Platform : Windows 10
SDK: OpenVino R4 2018
Device: Movidius Neural Compute Stick (Myriad 2)
Model: SSD_INCEPTION_V2 tensorflow
I am using the ssd_inception_v2 imported from the TensorFlow Detection model Zoo. I made some customization by removing the preprocessing , postprocessing and the ANCHOR Box generation to be done on CPU with OpenCV and Numpy. The model is working fine with me on TensorFlow.
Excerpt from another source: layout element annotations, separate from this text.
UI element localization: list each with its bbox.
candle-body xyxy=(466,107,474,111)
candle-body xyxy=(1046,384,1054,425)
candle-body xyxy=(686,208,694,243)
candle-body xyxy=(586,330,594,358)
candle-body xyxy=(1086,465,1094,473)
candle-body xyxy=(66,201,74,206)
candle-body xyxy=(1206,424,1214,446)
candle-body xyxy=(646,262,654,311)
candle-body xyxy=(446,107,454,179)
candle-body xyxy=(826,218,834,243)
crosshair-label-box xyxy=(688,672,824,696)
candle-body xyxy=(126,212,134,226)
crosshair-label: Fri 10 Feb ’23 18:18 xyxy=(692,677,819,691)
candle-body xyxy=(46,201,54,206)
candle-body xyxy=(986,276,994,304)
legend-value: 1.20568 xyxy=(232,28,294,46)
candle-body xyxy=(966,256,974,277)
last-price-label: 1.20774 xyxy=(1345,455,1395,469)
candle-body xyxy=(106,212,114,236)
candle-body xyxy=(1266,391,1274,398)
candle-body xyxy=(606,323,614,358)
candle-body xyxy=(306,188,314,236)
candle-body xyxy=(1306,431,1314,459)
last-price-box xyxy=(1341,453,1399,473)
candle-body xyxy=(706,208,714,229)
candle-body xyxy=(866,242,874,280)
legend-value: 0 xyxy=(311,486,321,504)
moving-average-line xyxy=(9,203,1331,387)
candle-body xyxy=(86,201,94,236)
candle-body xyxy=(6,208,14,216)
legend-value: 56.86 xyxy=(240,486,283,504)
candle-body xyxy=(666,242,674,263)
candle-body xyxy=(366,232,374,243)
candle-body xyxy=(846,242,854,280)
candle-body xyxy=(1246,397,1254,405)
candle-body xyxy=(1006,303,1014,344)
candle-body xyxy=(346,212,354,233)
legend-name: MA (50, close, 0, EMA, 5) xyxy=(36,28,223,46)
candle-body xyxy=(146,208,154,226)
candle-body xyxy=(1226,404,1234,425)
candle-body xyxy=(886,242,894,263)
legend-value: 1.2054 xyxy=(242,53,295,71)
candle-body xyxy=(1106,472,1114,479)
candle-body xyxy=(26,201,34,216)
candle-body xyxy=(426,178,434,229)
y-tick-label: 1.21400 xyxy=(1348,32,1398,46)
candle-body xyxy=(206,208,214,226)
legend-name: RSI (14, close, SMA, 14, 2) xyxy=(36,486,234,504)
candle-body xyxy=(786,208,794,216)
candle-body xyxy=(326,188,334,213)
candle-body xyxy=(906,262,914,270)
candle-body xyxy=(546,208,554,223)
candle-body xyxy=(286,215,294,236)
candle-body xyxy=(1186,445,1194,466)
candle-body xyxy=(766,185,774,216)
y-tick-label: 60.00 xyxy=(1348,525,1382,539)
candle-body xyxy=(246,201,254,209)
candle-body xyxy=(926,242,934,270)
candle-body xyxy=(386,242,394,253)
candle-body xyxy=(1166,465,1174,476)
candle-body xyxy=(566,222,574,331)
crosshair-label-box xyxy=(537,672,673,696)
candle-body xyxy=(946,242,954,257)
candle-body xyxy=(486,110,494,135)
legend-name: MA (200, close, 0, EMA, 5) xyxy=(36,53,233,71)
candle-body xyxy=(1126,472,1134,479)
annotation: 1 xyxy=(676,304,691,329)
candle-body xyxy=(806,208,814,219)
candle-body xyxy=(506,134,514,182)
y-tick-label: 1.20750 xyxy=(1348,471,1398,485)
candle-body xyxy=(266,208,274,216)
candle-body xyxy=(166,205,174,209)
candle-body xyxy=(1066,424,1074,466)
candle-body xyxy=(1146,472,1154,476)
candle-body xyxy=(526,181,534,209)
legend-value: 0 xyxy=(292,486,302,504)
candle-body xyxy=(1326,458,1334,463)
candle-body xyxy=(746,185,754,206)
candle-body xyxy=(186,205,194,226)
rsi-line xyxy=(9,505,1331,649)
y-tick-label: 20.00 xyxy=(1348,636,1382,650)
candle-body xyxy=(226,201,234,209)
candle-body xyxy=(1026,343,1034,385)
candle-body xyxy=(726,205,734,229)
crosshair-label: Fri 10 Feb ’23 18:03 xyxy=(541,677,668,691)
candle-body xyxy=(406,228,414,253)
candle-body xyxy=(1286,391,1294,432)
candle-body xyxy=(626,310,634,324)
I tested the model with OpenVINO on CPU and its is also working well. I used the following command for model conversion:
python3 mo_tf.py --input_model ssd_inception_v2.pb --input_shape [1,300,300,3] --model_name ssd_inception_v2
All preprocessing is done in OpenCV and Numpy (including BGR->RGB, scaling, mean,...etc).
When I tried using the NCS, I got wrong results for the bounding boxes (The confidence values are correct). I used the following command for model conversion:
python3 mo_tf.py --input_model ssd_inception_v2.pb --input_shape [1,300,300,3] --model_name ssd_inception_v2_ncs --data_type FP16
I got some warnings about clipping some weights to zero due to float16 conversion, could this be the source of error?
I attached the test package.
I found the problem. It was in the last concat layer. I removed it and consider two output layers, one for boxes and one for scores.
It seems the last concat layer is not working well on the NCS.